A common thought process a lot of traders have when they first see a new price action setup form, is to immediately focus on getting the best entry point for that particular trade. This sounds perfectly understandably but at what cost?
What is a retracement entry
When a price action setup forms, for example a bullish pin bar, rather than place an entry order above the nose of the pin bar, orders can be set within the range of the pin bar. The retracement entry can be set using various methods, some use the Fibonacci retracement levels and place orders at the 61.8% fib. Alternatively, a key level visible within the bar can be used to place an entry.
Why retracement entries are so dangerous
We need to consider what price has to do for us to get entered into a trade, so when a trader places a retracement entry, for it to get filled, price has to move in the reverse direction to where you want it to go.
In my opinion, for any price action setup to be validated, I have to see price break the high, (if we are going long) or low (if we are going short) of the candle. This means we are saying to the market that price has to be going in the desired direction before we get entered into any trade.

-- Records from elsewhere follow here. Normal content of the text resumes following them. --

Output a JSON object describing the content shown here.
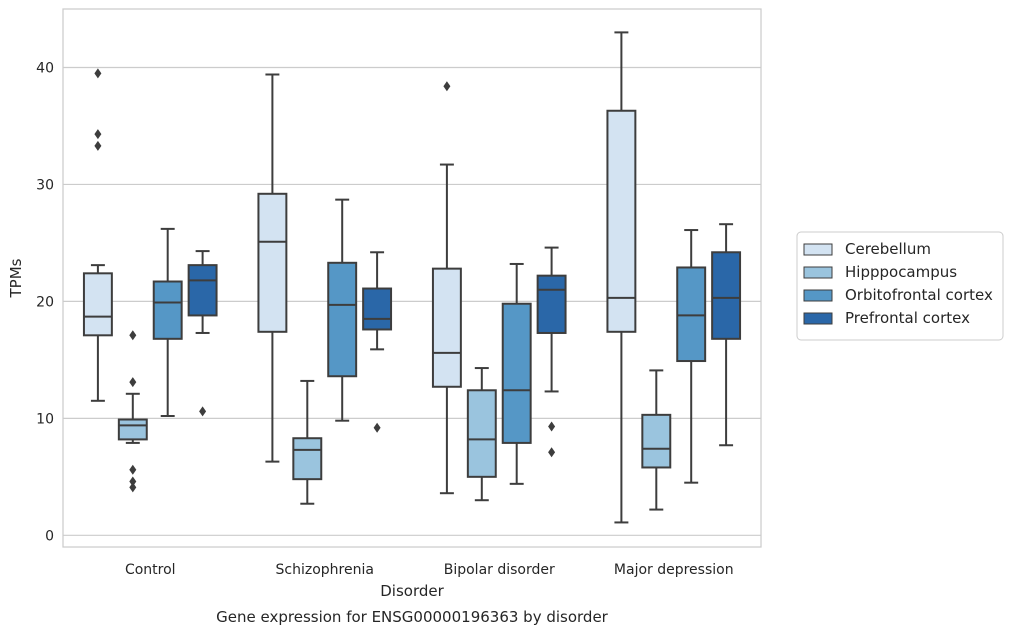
{
  "chart_data": {
    "type": "boxplot",
    "title": "Gene expression for ENSG00000196363 by disorder",
    "xlabel": "Disorder",
    "ylabel": "TPMs",
    "ylim": [
      -1,
      45
    ],
    "yticks": [
      0,
      10,
      20,
      30,
      40
    ],
    "grid": "horizontal",
    "legend_position": "right",
    "categories": [
      "Control",
      "Schizophrenia",
      "Bipolar disorder",
      "Major depression"
    ],
    "series": [
      {
        "name": "Cerebellum",
        "color": "#d3e3f2",
        "boxes": [
          {
            "whisker_low": 11.5,
            "q1": 17.1,
            "median": 18.7,
            "q3": 22.4,
            "whisker_high": 23.1,
            "outliers": [
              33.3,
              34.3,
              39.5
            ]
          },
          {
            "whisker_low": 6.3,
            "q1": 17.4,
            "median": 25.1,
            "q3": 29.2,
            "whisker_high": 39.4,
            "outliers": []
          },
          {
            "whisker_low": 3.6,
            "q1": 12.7,
            "median": 15.6,
            "q3": 22.8,
            "whisker_high": 31.7,
            "outliers": [
              38.4
            ]
          },
          {
            "whisker_low": 1.1,
            "q1": 17.4,
            "median": 20.3,
            "q3": 36.3,
            "whisker_high": 43.0,
            "outliers": []
          }
        ]
      },
      {
        "name": "Hipppocampus",
        "color": "#9ac4de",
        "boxes": [
          {
            "whisker_low": 7.9,
            "q1": 8.2,
            "median": 9.4,
            "q3": 9.9,
            "whisker_high": 12.1,
            "outliers": [
              4.1,
              4.6,
              5.6,
              13.1,
              17.1
            ]
          },
          {
            "whisker_low": 2.7,
            "q1": 4.8,
            "median": 7.3,
            "q3": 8.3,
            "whisker_high": 13.2,
            "outliers": []
          },
          {
            "whisker_low": 3.0,
            "q1": 5.0,
            "median": 8.2,
            "q3": 12.4,
            "whisker_high": 14.3,
            "outliers": []
          },
          {
            "whisker_low": 2.2,
            "q1": 5.8,
            "median": 7.4,
            "q3": 10.3,
            "whisker_high": 14.1,
            "outliers": []
          }
        ]
      },
      {
        "name": "Orbitofrontal cortex",
        "color": "#5597c6",
        "boxes": [
          {
            "whisker_low": 10.2,
            "q1": 16.8,
            "median": 19.9,
            "q3": 21.7,
            "whisker_high": 26.2,
            "outliers": []
          },
          {
            "whisker_low": 9.8,
            "q1": 13.6,
            "median": 19.7,
            "q3": 23.3,
            "whisker_high": 28.7,
            "outliers": []
          },
          {
            "whisker_low": 4.4,
            "q1": 7.9,
            "median": 12.4,
            "q3": 19.8,
            "whisker_high": 23.2,
            "outliers": []
          },
          {
            "whisker_low": 4.5,
            "q1": 14.9,
            "median": 18.8,
            "q3": 22.9,
            "whisker_high": 26.1,
            "outliers": []
          }
        ]
      },
      {
        "name": "Prefrontal cortex",
        "color": "#2a67a8",
        "boxes": [
          {
            "whisker_low": 17.3,
            "q1": 18.8,
            "median": 21.8,
            "q3": 23.1,
            "whisker_high": 24.3,
            "outliers": [
              10.6
            ]
          },
          {
            "whisker_low": 15.9,
            "q1": 17.6,
            "median": 18.5,
            "q3": 21.1,
            "whisker_high": 24.2,
            "outliers": [
              9.2
            ]
          },
          {
            "whisker_low": 12.3,
            "q1": 17.3,
            "median": 21.0,
            "q3": 22.2,
            "whisker_high": 24.6,
            "outliers": [
              7.1,
              9.3
            ]
          },
          {
            "whisker_low": 7.7,
            "q1": 16.8,
            "median": 20.3,
            "q3": 24.2,
            "whisker_high": 26.6,
            "outliers": []
          }
        ]
      }
    ]
  }
}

Why would we want to get into a trade going the opposite direction?
The main reason traders use the retracement entry technique is because traders want to reduce their stop loss to increase the risk/reward for that particular trade. Sounds like a good idea, right?
Well, yes when it works out it feels great but in my opinion entering trades where the price action candle hasn’t even been validated is crazy!!

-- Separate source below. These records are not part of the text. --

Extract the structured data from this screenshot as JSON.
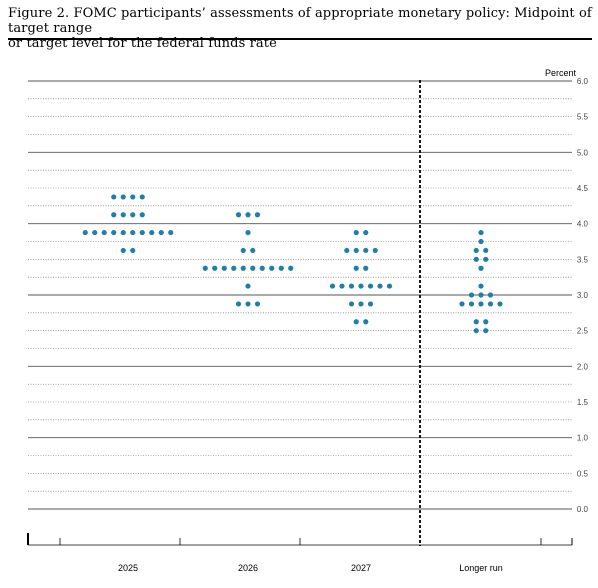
{
  "figure": {
    "caption_line1": "Figure 2.  FOMC participants’ assessments of appropriate monetary policy:  Midpoint of target range",
    "caption_line2": "or target level for the federal funds rate"
  },
  "chart_data": {
    "type": "scatter",
    "title": "Figure 2. FOMC participants’ assessments of appropriate monetary policy: Midpoint of target range or target level for the federal funds rate",
    "ylabel": "Percent",
    "ylim": [
      0.0,
      6.0
    ],
    "y_ticks": [
      "0.0",
      "0.5",
      "1.0",
      "1.5",
      "2.0",
      "2.5",
      "3.0",
      "3.5",
      "4.0",
      "4.5",
      "5.0",
      "5.5",
      "6.0"
    ],
    "categories": [
      "2025",
      "2026",
      "2027",
      "Longer run"
    ],
    "grid": true,
    "marker_color": "#1f7fa8",
    "series": [
      {
        "values": [
          {
            "y": 4.375,
            "count": 4
          },
          {
            "y": 4.125,
            "count": 4
          },
          {
            "y": 3.875,
            "count": 10
          },
          {
            "y": 3.625,
            "count": 2
          }
        ]
      },
      {
        "values": [
          {
            "y": 4.125,
            "count": 3
          },
          {
            "y": 3.875,
            "count": 1
          },
          {
            "y": 3.625,
            "count": 2
          },
          {
            "y": 3.375,
            "count": 10
          },
          {
            "y": 3.125,
            "count": 1
          },
          {
            "y": 2.875,
            "count": 3
          }
        ]
      },
      {
        "values": [
          {
            "y": 3.875,
            "count": 2
          },
          {
            "y": 3.625,
            "count": 4
          },
          {
            "y": 3.375,
            "count": 2
          },
          {
            "y": 3.125,
            "count": 7
          },
          {
            "y": 2.875,
            "count": 3
          },
          {
            "y": 2.625,
            "count": 2
          }
        ]
      },
      {
        "values": [
          {
            "y": 3.875,
            "count": 1
          },
          {
            "y": 3.75,
            "count": 1
          },
          {
            "y": 3.625,
            "count": 2
          },
          {
            "y": 3.5,
            "count": 2
          },
          {
            "y": 3.375,
            "count": 1
          },
          {
            "y": 3.125,
            "count": 1
          },
          {
            "y": 3.0,
            "count": 3
          },
          {
            "y": 2.875,
            "count": 5
          },
          {
            "y": 2.625,
            "count": 2
          },
          {
            "y": 2.5,
            "count": 2
          }
        ]
      }
    ]
  }
}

Getting too cute with the Forex markets is why traders get their butts kicked, time and time again.
Alternative strategy
A far better strategy if you are set on trying to reduce your stop loss, is to modify the stop loss placement instead. Placing orders to get filled once the price action setup is validated by price moving in the right direction is much safer.
So where do we put the stop loss?
Trading the Forex using price action is all about reading and interpreting the information printed on the charts. This is not going to be an in depth article discussing stop loss placement but I just want to highlight an example of how we can adjust the stop loss.
We trade only from key levels and the price action setup will therefore have a key level within its range because we only take trades that reject a key level.
We have the option then to use this key level to protect our stop loss.
This is not a set rule and the majority of the time I will place my stop loss on the opposite side of the price action candle range to that of the entry point.
Are they worth the risk?
On the whole, taking retracement entries is an extra risk not worth taking. Too many times have I seen price action setups form and then price continue past them without the setups even being validated. This is where the uninformed traders lose out.